Mom goes to the front stoop and sits, fiddling with the fern, yanking off the dead parts. It has more dead parts than green parts. The plant is supposed to be his, his reward for letting his father go, but it’s nobody’s plant, put where nobody’s looking. He remembers his mom bringing it home, so green and springy with life, saying, “You need to learn how to keep things alive,” but it smelled like crotch, and Sam felt betrayed. The person who could give him a plant as a gift was someone who didn’t know him at all.
“Call your father,” Mom says. “Tell him to get his ass over here.”
Sam kneels on the couch and watches from inside, through the blinds, when his father’s van pulls up a half hour later. He’s come straight from a job, overalls crusted with paint, and flecks of white on his cheeks and in his beard. His parents face each other coolly, Mom on the stairs, Dad on the lawn with hands on his hips, as though they don’t need a single thing from each other. His mother points to the car, hood up, and his father peers into the engine.
His father does nothing, just looks up at Sam’s bedroom window and scratches under his cap. A kind of joy warms inside Sam. This is what he wanted.
“Come here, Judy,” his father says.
“No lessons, please,” Mom says.
She goes to him. If she would only keep going to him. They stand together at the open hood and consider the damage. Sam knows he’s been discovered. His father leans on the bumper. Mom puts her hands to her lips in a sort of prayer, even though the Unitarians only bow their heads.

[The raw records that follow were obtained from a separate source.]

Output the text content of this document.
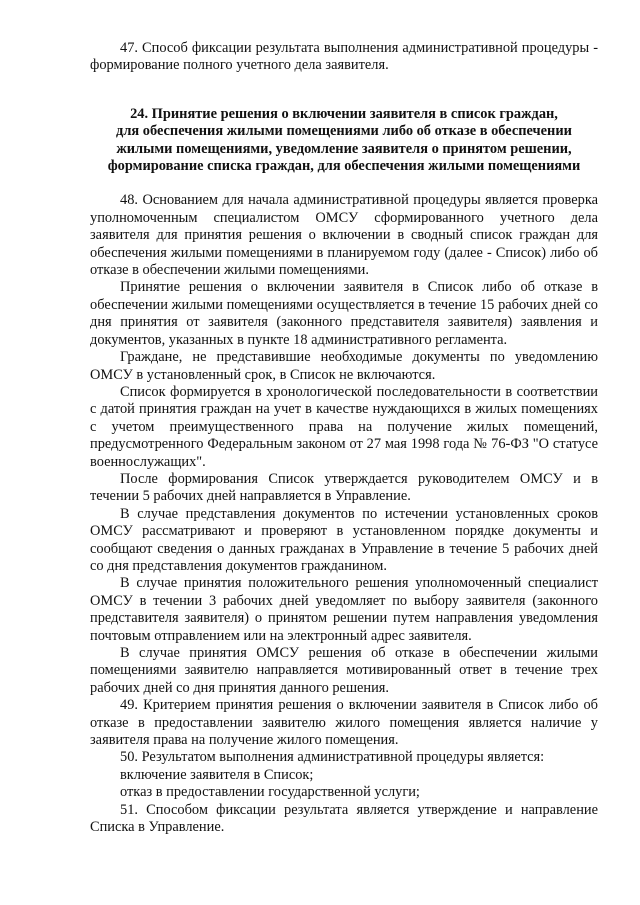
47. Способ фиксации результата выполнения административной процедуры - формирование полного учетного дела заявителя.

24. Принятие решения о включении заявителя в список граждан,
для обеспечения жилыми помещениями либо об отказе в обеспечении
жилыми помещениями, уведомление заявителя о принятом решении,
формирование списка граждан, для обеспечения жилыми помещениями

48. Основанием для начала административной процедуры является проверка уполномоченным специалистом ОМСУ сформированного учетного дела заявителя для принятия решения о включении в сводный список граждан для обеспечения жилыми помещениями в планируемом году (далее - Список) либо об отказе в обеспечении жилыми помещениями.

Принятие решения о включении заявителя в Список либо об отказе в обеспечении жилыми помещениями осуществляется в течение 15 рабочих дней со дня принятия от заявителя (законного представителя заявителя) заявления и документов, указанных в пункте 18 административного регламента.

Граждане, не представившие необходимые документы по уведомлению ОМСУ в установленный срок, в Список не включаются.

Список формируется в хронологической последовательности в соответствии с датой принятия граждан на учет в качестве нуждающихся в жилых помещениях с учетом преимущественного права на получение жилых помещений, предусмотренного Федеральным законом от 27 мая 1998 года № 76-ФЗ "О статусе военнослужащих".

После формирования Список утверждается руководителем ОМСУ и в течении 5 рабочих дней направляется в Управление.

В случае представления документов по истечении установленных сроков ОМСУ рассматривают и проверяют в установленном порядке документы и сообщают сведения о данных гражданах в Управление в течение 5 рабочих дней со дня представления документов гражданином.

В случае принятия положительного решения уполномоченный специалист ОМСУ в течении 3 рабочих дней уведомляет по выбору заявителя (законного представителя заявителя) о принятом решении путем направления уведомления почтовым отправлением или на электронный адрес заявителя.

В случае принятия ОМСУ решения об отказе в обеспечении жилыми помещениями заявителю направляется мотивированный ответ в течение трех рабочих дней со дня принятия данного решения.

49. Критерием принятия решения о включении заявителя в Список либо об отказе в предоставлении заявителю жилого помещения является наличие у заявителя права на получение жилого помещения.

50. Результатом выполнения административной процедуры является:

включение заявителя в Список;

отказ в предоставлении государственной услуги;

51. Способом фиксации результата является утверждение и направление Списка в Управление.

“Sam, get out here!” she calls through the screen door.
When Sam gets on the steps, his father says, “Jesus Christ.”
“Sweetie, what did you do?,” Mom says.
A breeze seems to gather the heat of the day and press it toward him. An old woman in a robe walks by with her little dog and stares.

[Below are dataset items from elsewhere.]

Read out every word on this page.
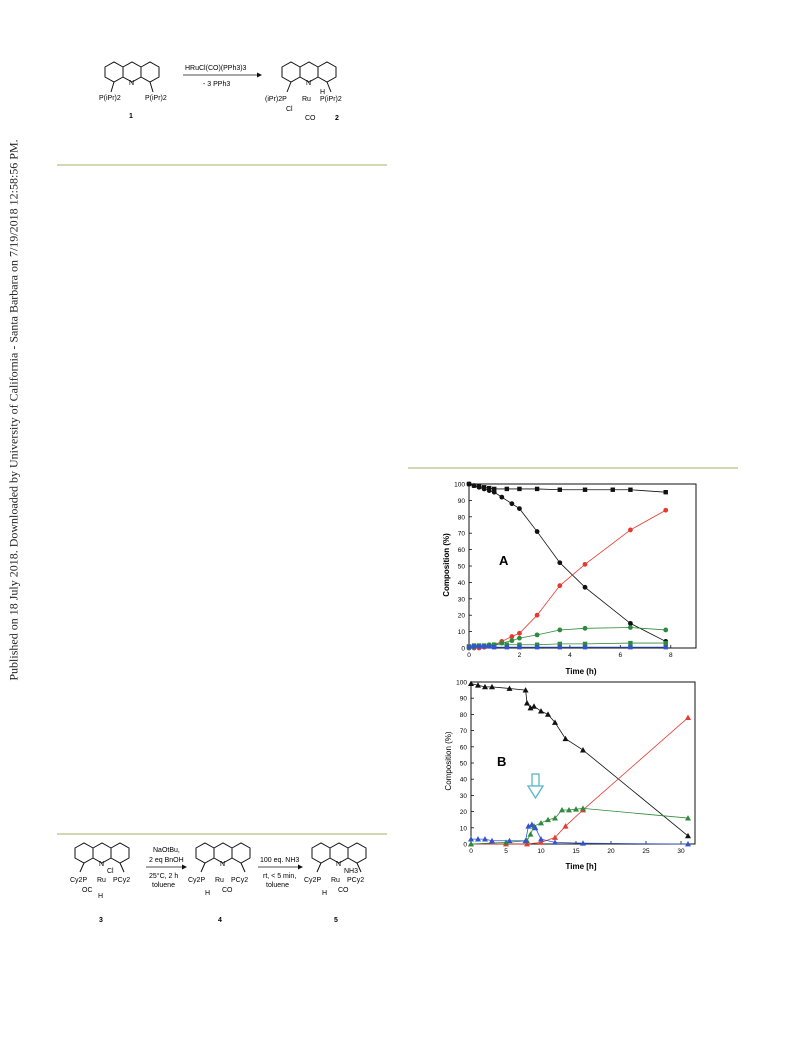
Published on 18 July 2018. Downloaded by University of California - Santa Barbara on 7/19/2018 12:58:56 PM.
N
P(iPr)2	P(iPr)2
1
HRuCl(CO)(PPh3)3
- 3 PPh3	N
H
(iPr)2P Ru P(iPr)2
Cl
CO	2
N
Cl
Cy2P Ru PCy2
OC
H
3
NaOtBu,
2 eq BnOH
25°C, 2 h
toluene
N
Cy2P Ru PCy2
H CO
4
100 eq. NH3
rt, < 5 min,
toluene
N
NH3
Cy2P Ru PCy2
H CO
5
0
10
20
30
40
50
60
70
80
90
100
0	2	4	6	8
A
Time (h)
Composition (%)
0
10
20
30
40
50
60
70
80
90
100
0	5	10	15	20	25	30
B
Time [h]
Composition (%)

“I cut my hair,” Sam says. With the kitchen scissors. By himself, while they waited for his father.
Mom sits on the stairs and pats next to her. Sam joins her, his packed bag between his legs. She runs her fingers through his hair and asks if he knows that they love him. But it’s a stupid question. Loving someone is easy—look at Latrice! And knowing someone loves you is useless, like knowing the name of a bird.
“You broke the car, didn’t you?” she says. “And you told some fibs.”
“Fibs?” his father says. “That’s the word we’re using?”
Mom gives him her look. “Do you know what he said? He said you come around at night and watch me.”
His father rubs his temples.
“Why?,” Mom asks. “Why did you do it, Sam?”
Under his breath, his father whispers, “We know why.”
“If you don’t tell us, sweetheart …,” Mom says, and he can see her hunt for terms.
“We need to go back and live with Dad,” Sam says.
Mom takes his hand and brings it to her chest, like it’s broken and she can make it better by holding it. “If you want to go live with your father, you can do that, Sambo,” she says. “You can. But I can’t.”